Ben adamı deli de ederim, evliya da!

Ben at ile arpayı dövüştürmeyi de severim!

*

Seçime daha 10 ay varken, bakıyorum siyasi partilerdeki hareketlilik hiç olmadığı, yaşanmadığı kadar hararetli geçiyor. Aynı partideki siyasiler, sanki kimse farkında değilmiş gibi, sanki herkes aptalmış gibi ayak oyunları ile birbirini itibarsızlaştırma gayreti içindeler.

Oyunun direkt parçası, kurucusu ve senaristi olduğu halde uzaktan uzaktan izleyip, bilmiyorum, haberim yok, duymadım ayak oyunları ile yarışı önde götürme telaşında olan, en hareketli siyasi parti hangisi, desem, şapşallığınız daha da artacak, gözlerinizi iktidar partisine çevireceksiniz de, değil.

Bakın, bilemiyorsunuz işte. Kabahat sizi o canlı yayına seyirci olarak davet edende, çağıranda.

Dedim ya, at ile arpayı dövüştürmek benim işim!

Dedim ya size, bir adamı istersem deli divaneye de çeviririm, deliyi evliya da ederim! Şıh mıyım, ne alaka!

*

Hadi bir soru daha sorayım da, maraza çıkmasın! Farkındayım, yazı uzadıkça ben de klavyeye hâkim olma konusunda kendime güvenemiyorum, soruları çoğalttıkça birilerinin, belki de bazılarının uykusu kaçacak, fincancı katırları ürkecek, ‘Ne diyor lan bu adam, yine neyin peşinde, yine ne saçmalıklar yumurtluyor!’ terslemesine maruz kalacağımı bildiğimden, son soru ile yazıyı kapatıyor, bitiriyorum.

Yok, yok, sakin olun, kendinize hâkim olun! Öfkelenmeyin, sinir katsayınızın artmasına sınır koyun!

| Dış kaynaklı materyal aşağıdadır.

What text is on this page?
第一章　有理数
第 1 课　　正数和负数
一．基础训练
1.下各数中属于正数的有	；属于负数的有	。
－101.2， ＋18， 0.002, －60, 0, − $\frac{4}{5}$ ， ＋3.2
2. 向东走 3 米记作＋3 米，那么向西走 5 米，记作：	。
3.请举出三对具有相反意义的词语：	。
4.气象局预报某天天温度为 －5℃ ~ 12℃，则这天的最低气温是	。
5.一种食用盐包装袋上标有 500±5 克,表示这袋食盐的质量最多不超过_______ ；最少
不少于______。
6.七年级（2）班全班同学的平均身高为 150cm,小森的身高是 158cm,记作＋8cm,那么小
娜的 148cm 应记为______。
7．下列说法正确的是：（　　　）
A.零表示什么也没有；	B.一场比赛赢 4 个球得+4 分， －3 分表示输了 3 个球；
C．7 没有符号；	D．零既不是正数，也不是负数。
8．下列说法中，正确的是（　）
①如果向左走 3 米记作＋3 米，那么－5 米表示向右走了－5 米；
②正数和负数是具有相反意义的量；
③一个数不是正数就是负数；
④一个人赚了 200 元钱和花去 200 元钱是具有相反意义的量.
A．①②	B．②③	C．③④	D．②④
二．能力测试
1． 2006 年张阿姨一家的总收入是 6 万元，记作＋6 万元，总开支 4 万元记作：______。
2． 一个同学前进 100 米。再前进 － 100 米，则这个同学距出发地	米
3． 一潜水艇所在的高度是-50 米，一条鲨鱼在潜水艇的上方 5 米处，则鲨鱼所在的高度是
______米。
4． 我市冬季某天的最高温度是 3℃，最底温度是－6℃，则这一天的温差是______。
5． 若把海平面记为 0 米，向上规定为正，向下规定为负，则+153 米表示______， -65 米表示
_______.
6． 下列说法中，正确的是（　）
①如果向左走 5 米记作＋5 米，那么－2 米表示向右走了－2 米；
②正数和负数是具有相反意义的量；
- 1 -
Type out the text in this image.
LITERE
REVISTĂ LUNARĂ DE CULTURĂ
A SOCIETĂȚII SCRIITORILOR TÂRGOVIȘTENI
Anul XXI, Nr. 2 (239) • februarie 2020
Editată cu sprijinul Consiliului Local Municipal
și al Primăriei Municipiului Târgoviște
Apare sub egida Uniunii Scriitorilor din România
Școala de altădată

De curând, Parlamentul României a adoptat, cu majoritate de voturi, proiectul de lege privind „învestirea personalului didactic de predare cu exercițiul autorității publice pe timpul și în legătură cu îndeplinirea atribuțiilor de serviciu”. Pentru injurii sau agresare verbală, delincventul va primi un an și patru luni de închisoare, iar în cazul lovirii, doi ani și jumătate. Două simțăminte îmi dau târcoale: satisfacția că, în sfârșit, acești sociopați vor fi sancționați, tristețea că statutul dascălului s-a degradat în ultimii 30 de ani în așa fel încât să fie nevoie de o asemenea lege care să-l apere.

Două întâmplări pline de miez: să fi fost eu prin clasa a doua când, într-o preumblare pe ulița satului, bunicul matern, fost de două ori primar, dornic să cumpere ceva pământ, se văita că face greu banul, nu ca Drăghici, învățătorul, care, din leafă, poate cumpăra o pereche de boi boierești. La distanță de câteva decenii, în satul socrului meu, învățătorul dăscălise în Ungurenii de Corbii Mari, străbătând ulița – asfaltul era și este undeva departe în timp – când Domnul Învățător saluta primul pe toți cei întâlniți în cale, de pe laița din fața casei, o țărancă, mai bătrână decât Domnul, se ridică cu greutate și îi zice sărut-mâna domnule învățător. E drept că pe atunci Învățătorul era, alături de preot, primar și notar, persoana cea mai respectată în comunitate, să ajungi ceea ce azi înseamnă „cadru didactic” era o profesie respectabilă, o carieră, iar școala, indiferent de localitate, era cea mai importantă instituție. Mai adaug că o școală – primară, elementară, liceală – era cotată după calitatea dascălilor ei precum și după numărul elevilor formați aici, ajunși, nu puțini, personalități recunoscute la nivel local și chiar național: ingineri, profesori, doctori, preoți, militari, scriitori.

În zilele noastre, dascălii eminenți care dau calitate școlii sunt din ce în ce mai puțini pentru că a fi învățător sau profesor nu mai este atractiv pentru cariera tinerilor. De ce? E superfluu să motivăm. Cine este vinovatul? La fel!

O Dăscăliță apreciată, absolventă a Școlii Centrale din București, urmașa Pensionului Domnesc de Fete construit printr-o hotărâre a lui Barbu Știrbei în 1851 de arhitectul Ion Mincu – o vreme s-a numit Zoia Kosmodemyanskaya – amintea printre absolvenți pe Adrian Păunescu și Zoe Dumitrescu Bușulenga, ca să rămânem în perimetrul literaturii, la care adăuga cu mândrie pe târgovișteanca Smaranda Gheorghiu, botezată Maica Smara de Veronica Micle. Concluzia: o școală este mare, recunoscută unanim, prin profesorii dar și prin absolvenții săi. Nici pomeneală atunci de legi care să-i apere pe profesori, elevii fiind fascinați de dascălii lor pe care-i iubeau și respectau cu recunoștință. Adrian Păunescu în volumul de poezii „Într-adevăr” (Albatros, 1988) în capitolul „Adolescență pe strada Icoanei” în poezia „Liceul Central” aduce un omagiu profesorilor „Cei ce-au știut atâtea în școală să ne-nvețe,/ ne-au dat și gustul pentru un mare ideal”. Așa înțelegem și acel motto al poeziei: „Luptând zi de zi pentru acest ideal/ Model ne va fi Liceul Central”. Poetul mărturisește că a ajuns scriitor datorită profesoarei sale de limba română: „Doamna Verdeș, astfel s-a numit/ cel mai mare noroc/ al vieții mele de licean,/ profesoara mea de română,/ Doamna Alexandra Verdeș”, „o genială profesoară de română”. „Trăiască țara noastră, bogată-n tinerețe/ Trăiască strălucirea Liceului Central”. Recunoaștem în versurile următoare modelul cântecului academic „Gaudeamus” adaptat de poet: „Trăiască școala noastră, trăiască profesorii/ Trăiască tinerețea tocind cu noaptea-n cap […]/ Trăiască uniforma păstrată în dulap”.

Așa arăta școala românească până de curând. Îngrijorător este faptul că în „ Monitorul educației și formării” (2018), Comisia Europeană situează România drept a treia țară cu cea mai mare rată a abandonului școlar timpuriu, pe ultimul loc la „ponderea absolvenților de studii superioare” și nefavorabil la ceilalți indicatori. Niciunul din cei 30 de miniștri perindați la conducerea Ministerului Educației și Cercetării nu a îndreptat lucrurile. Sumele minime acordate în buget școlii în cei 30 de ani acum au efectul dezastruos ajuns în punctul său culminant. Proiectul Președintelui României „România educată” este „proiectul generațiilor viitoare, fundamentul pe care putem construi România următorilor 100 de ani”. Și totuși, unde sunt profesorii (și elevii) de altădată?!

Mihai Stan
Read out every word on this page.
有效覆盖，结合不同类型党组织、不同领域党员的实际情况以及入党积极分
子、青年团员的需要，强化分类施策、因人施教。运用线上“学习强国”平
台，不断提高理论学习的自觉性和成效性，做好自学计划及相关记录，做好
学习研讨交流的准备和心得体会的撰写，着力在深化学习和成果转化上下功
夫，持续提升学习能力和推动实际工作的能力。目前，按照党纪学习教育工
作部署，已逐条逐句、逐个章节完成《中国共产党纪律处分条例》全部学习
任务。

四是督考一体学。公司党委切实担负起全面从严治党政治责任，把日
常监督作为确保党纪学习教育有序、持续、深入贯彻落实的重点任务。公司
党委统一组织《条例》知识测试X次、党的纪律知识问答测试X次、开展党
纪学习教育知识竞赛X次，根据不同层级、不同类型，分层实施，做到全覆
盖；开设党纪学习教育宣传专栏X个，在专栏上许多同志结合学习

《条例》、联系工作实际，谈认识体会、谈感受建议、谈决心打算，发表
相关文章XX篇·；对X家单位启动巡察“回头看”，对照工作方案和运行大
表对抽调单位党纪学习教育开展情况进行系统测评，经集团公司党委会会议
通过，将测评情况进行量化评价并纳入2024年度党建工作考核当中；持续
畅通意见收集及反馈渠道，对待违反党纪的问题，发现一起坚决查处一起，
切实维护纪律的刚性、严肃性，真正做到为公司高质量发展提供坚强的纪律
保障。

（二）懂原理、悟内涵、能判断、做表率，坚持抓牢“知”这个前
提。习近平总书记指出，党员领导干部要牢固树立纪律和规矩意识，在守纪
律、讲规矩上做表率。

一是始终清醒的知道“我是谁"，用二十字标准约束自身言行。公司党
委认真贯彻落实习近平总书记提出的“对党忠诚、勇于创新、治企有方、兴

Bu kez de siz sorun! Soru şu olsun; “Büyükşehir Belediye Başkanı Hayrettin Güngör, 3 sene önce 657’ye tabi devlet memuru iken, nüfusu bir milyon 250 bin’lik şehrin başkanı oldu, yüzde 68’lik oy oranı ile. Sizce Başkan Güngör başarılı bir belediye başkanı mı, belediyeciliğin kitabını yazdığı iddiası ile gelmişti, sizce bu şehir için başarı hikâyeleri yazdı mı?”

Cevap vereceğim de, duraksadım, seyirci joker hakkımı kullanmak istedim.